The proposed movement of helix G is consistent with earlier FTIR measurements (21,22), which point at possible light-induced disruption of the hydrogen-bonded network formed by several polar residues from helices B, C, and G in the cytoplasmic half of ASR (16). Furthermore, the presence of a unique Pro-206 in helix G can give this helix an additional flexibility, further enhanced by the disappearance of several important interhelical hydrogen bonds maintained by the homologous superconserved Asp in other microbial rhodopsins. The proposed separation of helix G from B and C, which may occur in the M intermediate upon the transition from the all-trans- to the 13-cis-retinal form, would affect the cytoplasmic side and may change the binding affinity between ASR and its soluble transducer.

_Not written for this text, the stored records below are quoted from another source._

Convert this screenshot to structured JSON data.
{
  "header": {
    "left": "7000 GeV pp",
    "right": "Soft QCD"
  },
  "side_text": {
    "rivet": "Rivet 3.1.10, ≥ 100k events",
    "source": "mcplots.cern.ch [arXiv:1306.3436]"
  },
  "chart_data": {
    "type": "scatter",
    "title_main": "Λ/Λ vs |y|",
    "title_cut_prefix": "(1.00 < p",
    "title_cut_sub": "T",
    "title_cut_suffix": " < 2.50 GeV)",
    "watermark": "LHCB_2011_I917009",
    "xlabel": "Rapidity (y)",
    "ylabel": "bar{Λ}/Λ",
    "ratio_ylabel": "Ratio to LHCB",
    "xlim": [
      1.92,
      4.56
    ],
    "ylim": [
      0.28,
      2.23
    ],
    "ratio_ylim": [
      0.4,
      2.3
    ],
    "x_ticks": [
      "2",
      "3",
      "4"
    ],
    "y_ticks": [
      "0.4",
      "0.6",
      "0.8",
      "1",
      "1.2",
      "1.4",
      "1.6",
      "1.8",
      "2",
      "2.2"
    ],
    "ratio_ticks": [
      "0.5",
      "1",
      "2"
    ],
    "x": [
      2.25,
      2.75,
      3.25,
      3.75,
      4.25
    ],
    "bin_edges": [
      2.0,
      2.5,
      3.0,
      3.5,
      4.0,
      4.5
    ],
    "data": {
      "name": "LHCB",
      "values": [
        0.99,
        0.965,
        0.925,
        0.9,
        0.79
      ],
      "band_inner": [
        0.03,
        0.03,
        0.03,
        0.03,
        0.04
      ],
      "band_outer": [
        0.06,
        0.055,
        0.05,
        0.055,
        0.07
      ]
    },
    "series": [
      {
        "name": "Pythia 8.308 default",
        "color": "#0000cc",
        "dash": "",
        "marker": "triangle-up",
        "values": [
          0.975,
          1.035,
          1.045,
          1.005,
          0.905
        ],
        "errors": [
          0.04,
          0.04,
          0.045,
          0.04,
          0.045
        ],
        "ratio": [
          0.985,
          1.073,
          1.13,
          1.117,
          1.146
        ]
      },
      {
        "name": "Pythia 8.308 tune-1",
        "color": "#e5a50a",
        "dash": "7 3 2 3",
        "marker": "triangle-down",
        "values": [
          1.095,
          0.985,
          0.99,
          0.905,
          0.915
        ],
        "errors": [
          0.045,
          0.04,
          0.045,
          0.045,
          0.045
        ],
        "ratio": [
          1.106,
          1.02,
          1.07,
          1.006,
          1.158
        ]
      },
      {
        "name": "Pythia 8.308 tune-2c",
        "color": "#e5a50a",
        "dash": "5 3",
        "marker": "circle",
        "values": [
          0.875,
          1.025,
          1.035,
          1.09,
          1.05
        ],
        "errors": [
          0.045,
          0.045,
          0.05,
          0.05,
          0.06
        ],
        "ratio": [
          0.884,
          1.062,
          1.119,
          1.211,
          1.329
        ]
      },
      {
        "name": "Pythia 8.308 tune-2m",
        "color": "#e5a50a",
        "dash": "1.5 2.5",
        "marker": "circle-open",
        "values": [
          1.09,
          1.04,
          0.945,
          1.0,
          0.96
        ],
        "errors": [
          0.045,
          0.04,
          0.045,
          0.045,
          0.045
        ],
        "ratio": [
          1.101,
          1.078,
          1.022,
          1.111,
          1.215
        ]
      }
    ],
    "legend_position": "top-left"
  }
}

In conclusion, we have shown that SSNMR can be used for site-specific detection of H/D exchange in a seven-helix transmembrane protein to reveal and locate conformational changes occurring upon its activation. With SSNMR assignments of many proteins in hand (8–11), our methodology can be easily extended to study their solvent-accessible surfaces, or to indirectly probe invisible or metastable states.